The country's president declared a state of emergency for two weeks after authorities admitted that an ammonium nitrate warehouse had exploded. The shockwave from the explosion swept across the city, shattering windows, demolishing rooftops, and breaking houses making them uninhabitable.
After the shock, a second wave hit the country's political class - a wave of popular anger. People accuse politicians of corruption, lack of principle and inability to take real action. Their ratings were already at historic lows due to their inability to cope with the coronavirus. “I’ll be surprised if any of them take responsibility”, - says the Guardian store clerk. “But I argue in my life that someone's commercial interests are connected with this explosion, but this someone will come out dry out of the water, and again there will be a switchman".
President Michel Aoun has allocated 100 trillion lira (about $ 60 million) from emergency funds. Three days of mourning has been declared in Beirut.

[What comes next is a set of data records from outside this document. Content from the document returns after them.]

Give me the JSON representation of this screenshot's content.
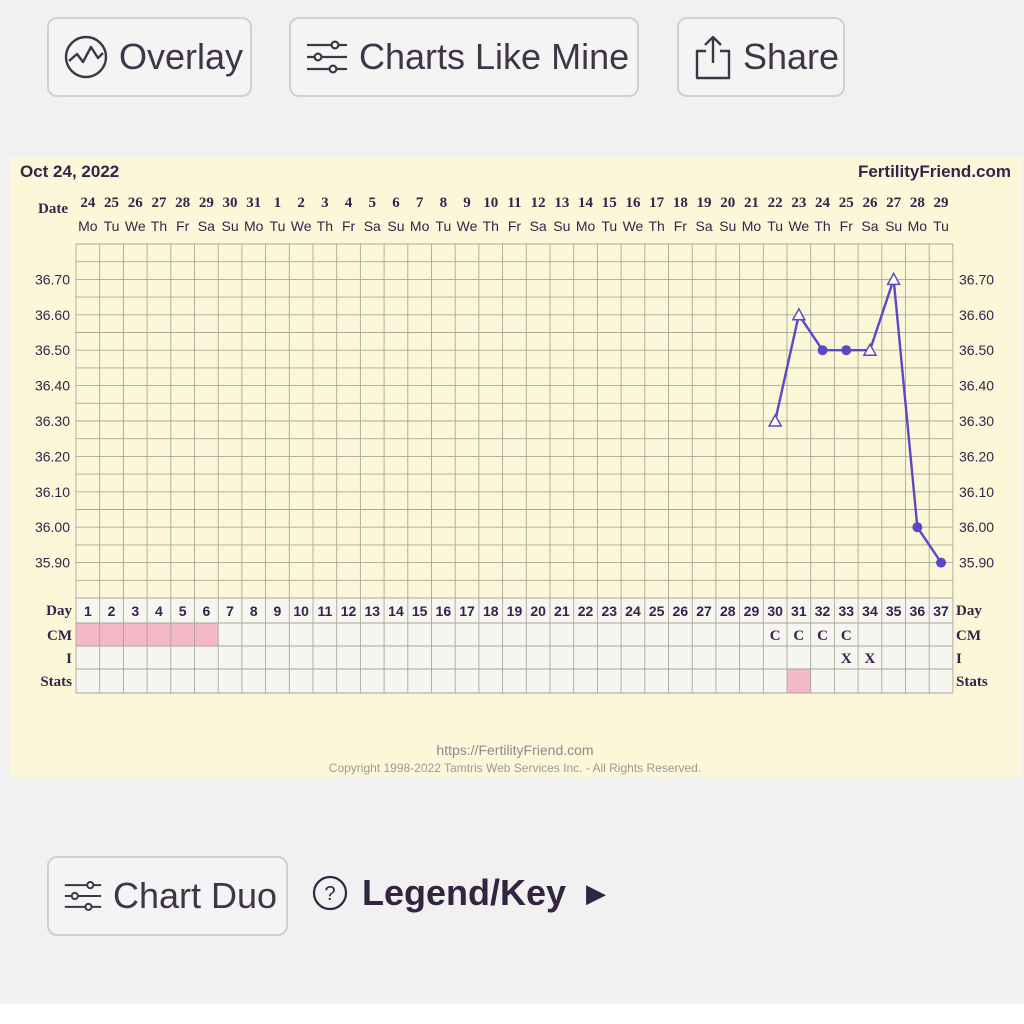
{
  "toolbar": {
    "overlay_label": "Overlay",
    "charts_like_mine_label": "Charts Like Mine",
    "share_label": "Share"
  },
  "footer_controls": {
    "chart_duo_label": "Chart Duo",
    "legend_label": "Legend/Key",
    "legend_arrow": "▶"
  },
  "chart": {
    "start_date": "Oct 24, 2022",
    "site": "FertilityFriend.com",
    "footer_url": "https://FertilityFriend.com",
    "copyright": "Copyright 1998-2022 Tamtris Web Services Inc. - All Rights Reserved.",
    "row_labels": {
      "date": "Date",
      "day": "Day",
      "cm": "CM",
      "i": "I",
      "stats": "Stats"
    }
  },
  "chart_data": {
    "type": "line",
    "dates": [
      "24",
      "25",
      "26",
      "27",
      "28",
      "29",
      "30",
      "31",
      "1",
      "2",
      "3",
      "4",
      "5",
      "6",
      "7",
      "8",
      "9",
      "10",
      "11",
      "12",
      "13",
      "14",
      "15",
      "16",
      "17",
      "18",
      "19",
      "20",
      "21",
      "22",
      "23",
      "24",
      "25",
      "26",
      "27",
      "28",
      "29"
    ],
    "weekdays": [
      "Mo",
      "Tu",
      "We",
      "Th",
      "Fr",
      "Sa",
      "Su",
      "Mo",
      "Tu",
      "We",
      "Th",
      "Fr",
      "Sa",
      "Su",
      "Mo",
      "Tu",
      "We",
      "Th",
      "Fr",
      "Sa",
      "Su",
      "Mo",
      "Tu",
      "We",
      "Th",
      "Fr",
      "Sa",
      "Su",
      "Mo",
      "Tu",
      "We",
      "Th",
      "Fr",
      "Sa",
      "Su",
      "Mo",
      "Tu"
    ],
    "cycle_days": [
      1,
      2,
      3,
      4,
      5,
      6,
      7,
      8,
      9,
      10,
      11,
      12,
      13,
      14,
      15,
      16,
      17,
      18,
      19,
      20,
      21,
      22,
      23,
      24,
      25,
      26,
      27,
      28,
      29,
      30,
      31,
      32,
      33,
      34,
      35,
      36,
      37
    ],
    "y_ticks": [
      "36.70",
      "36.60",
      "36.50",
      "36.40",
      "36.30",
      "36.20",
      "36.10",
      "36.00",
      "35.90"
    ],
    "ylim": [
      35.8,
      36.8
    ],
    "grid": true,
    "temperature_points": [
      {
        "day": 30,
        "temp": 36.3,
        "marker": "open-triangle"
      },
      {
        "day": 31,
        "temp": 36.6,
        "marker": "open-triangle"
      },
      {
        "day": 32,
        "temp": 36.5,
        "marker": "filled-dot"
      },
      {
        "day": 33,
        "temp": 36.5,
        "marker": "filled-dot"
      },
      {
        "day": 34,
        "temp": 36.5,
        "marker": "open-triangle"
      },
      {
        "day": 35,
        "temp": 36.7,
        "marker": "open-triangle"
      },
      {
        "day": 36,
        "temp": 36.0,
        "marker": "filled-dot"
      },
      {
        "day": 37,
        "temp": 35.9,
        "marker": "filled-dot"
      }
    ],
    "period_days": [
      1,
      2,
      3,
      4,
      5,
      6
    ],
    "cm_entries": [
      {
        "day": 30,
        "value": "C"
      },
      {
        "day": 31,
        "value": "C"
      },
      {
        "day": 32,
        "value": "C"
      },
      {
        "day": 33,
        "value": "C"
      }
    ],
    "intercourse_entries": [
      {
        "day": 33,
        "value": "X"
      },
      {
        "day": 34,
        "value": "X"
      }
    ],
    "stats_highlight_days": [
      31
    ],
    "colors": {
      "line": "#5a48c4",
      "grid": "#a8a89a",
      "period": "#f4b8c8",
      "panel": "#fbf7d8",
      "text": "#33254a"
    }
  }
}
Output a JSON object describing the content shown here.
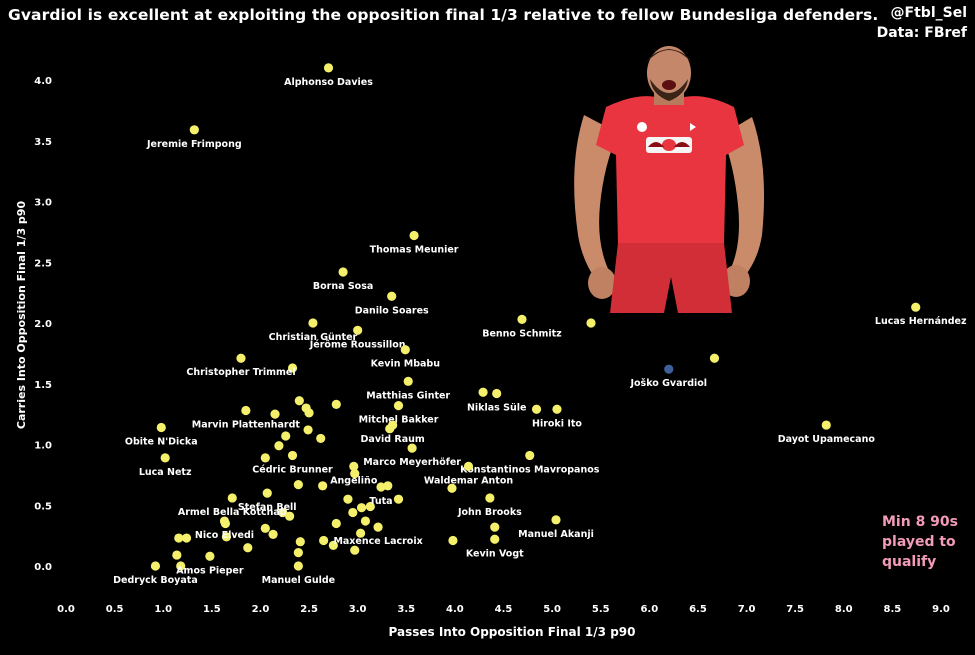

The port, or rather what is left of it, is cordoned off by soldiers. “It's a disaster inside the cordon,” says one soldier. - "The bodies of the dead lie right on the ground". (live video here)
President Aoun said that saltpeter has been stored in the port for six years.
Spiegel writes that smoke appeared over the port of Beirut on Tuesday evening, and small explosions were heard. Many people started filming the fire with their phones, so when the explosion came at 6 pm, many filmed it. A fireball rose into the sky, a shock wave swept behind it, destroying everything within a radius of several kilometers, understanding cars and people in the air. (Here) The explosion was so powerful that it was heard in Cyprus, located 160 kilometers from the Lebanese capital.
The port is located one and a half kilometers from the city center, but even at a distance of 10 kilometers from the explosion, windows flew out in houses. Over 2 million people live in the 5 km zone in Beirut. Many houses were completely destroyed near the port.
Ammonium nitrate is used both for the production of explosives and fertilizers. In 2013, the Lebanese authorities detained a ship carrying saltpeter from Georgia to Mozambique, according to press reports. The team ran out of food, diesel and money. The owner of the dry cargo ship did not buy it back. After the trial, the team was allowed to leave Lebanon, and the dangerous cargo was placed in one of the warehouses.
Saltpeter is explosive, especially at high temperatures. In recent years, there have been several incidents resulting in human casualties. So, in 2015, in the Chinese Tianjin, as a result of a series of explosion, 173 people were killed.
The economic situation in Lebanon is extremely difficult. Since the beginning of the year, the Lebanese lira has depreciated by 85%, half of the country's population lives below the poverty line, even according to government data. Even before the August 4 disaster, the country needed $ 20 billion in financial assistance. Two years ago, the Paris Club promised to allocate $ 11 billion, but subject to reforms in the country. The reforms were not started, the donors kept the money.
Premier Diav appealed to everyone for help. France, Germany have already promised their support. Even Israel, which is in a state of military conflict with Lebanon, offered to help. A rare case - but both the United States and Iran have announced their intention to support Lebanon.
What exactly led to the explosion is not yet clear. President Trump suggested that it could have been a "bomb attack". A government meeting will take place in Beirut today. The prime minister has already promised to punish those responsible and start an investigation.